The Administrative Decisions Tribunal accepted five applications brought by the Law Society of NSW alleging 16 counts of professional misconduct and unsatisfactory professional conduct against NSW lawyer Mark Flynn. They included allegations that Flynn harassed a client; forged a signature on a statutory declaration with the intention of misleading the Local Court of NSW, and falsified trust account records to the tune of about $88,000.
The Tribunal heard that, in 2009, Flynn invited a female client to dinner and suggested that she “wear something sexy”. He followed up with more than 20 text or voice messages to her between 4.45pm and 11.26pm that evening, none of which she responded to.
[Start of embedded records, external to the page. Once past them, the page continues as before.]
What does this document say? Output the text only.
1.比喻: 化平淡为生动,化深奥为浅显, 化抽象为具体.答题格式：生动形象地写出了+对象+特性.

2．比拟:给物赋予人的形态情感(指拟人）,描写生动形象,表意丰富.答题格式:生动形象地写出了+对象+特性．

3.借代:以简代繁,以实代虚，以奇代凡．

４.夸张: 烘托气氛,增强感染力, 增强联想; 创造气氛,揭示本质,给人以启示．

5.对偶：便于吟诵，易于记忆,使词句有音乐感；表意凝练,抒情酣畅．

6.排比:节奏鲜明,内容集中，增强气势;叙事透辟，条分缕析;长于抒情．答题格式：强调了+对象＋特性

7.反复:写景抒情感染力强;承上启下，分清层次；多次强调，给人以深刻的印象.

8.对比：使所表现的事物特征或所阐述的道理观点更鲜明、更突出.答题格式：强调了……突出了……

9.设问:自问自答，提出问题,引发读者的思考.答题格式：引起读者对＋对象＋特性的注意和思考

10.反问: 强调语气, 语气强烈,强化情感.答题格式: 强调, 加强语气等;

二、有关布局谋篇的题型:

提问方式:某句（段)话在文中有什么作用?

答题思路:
The next morning she recorded a further 12 missed calls from Flynn.
Flynn admitted to the allegations in a written submission, in which he stated that he was “extremely embarrassed” about his conduct.
He blamed alcohol and “labouring in respect of my mental illness”.
A psychologist report suggested Flynn was suffering from alcohol abuse and a “recurring depressive illness” at the time, triggered by his father’s suicide and his infant son being diagnosed with cancer.
While the Tribunal took into account Flynn’s medical history, it claimed to be comfortably satisfied as to Flynn’s “probable permanent unfitness to practice”.
Flynn relied on nine letters or affidavits from clients, a colleague, a barrister whom he briefed, a fellow practitioner, a former policeman and friends attesting to his good character.
The Tribunal stated: “We are inclined to give these statements little evidentiary weight in our overall determination of the matter.”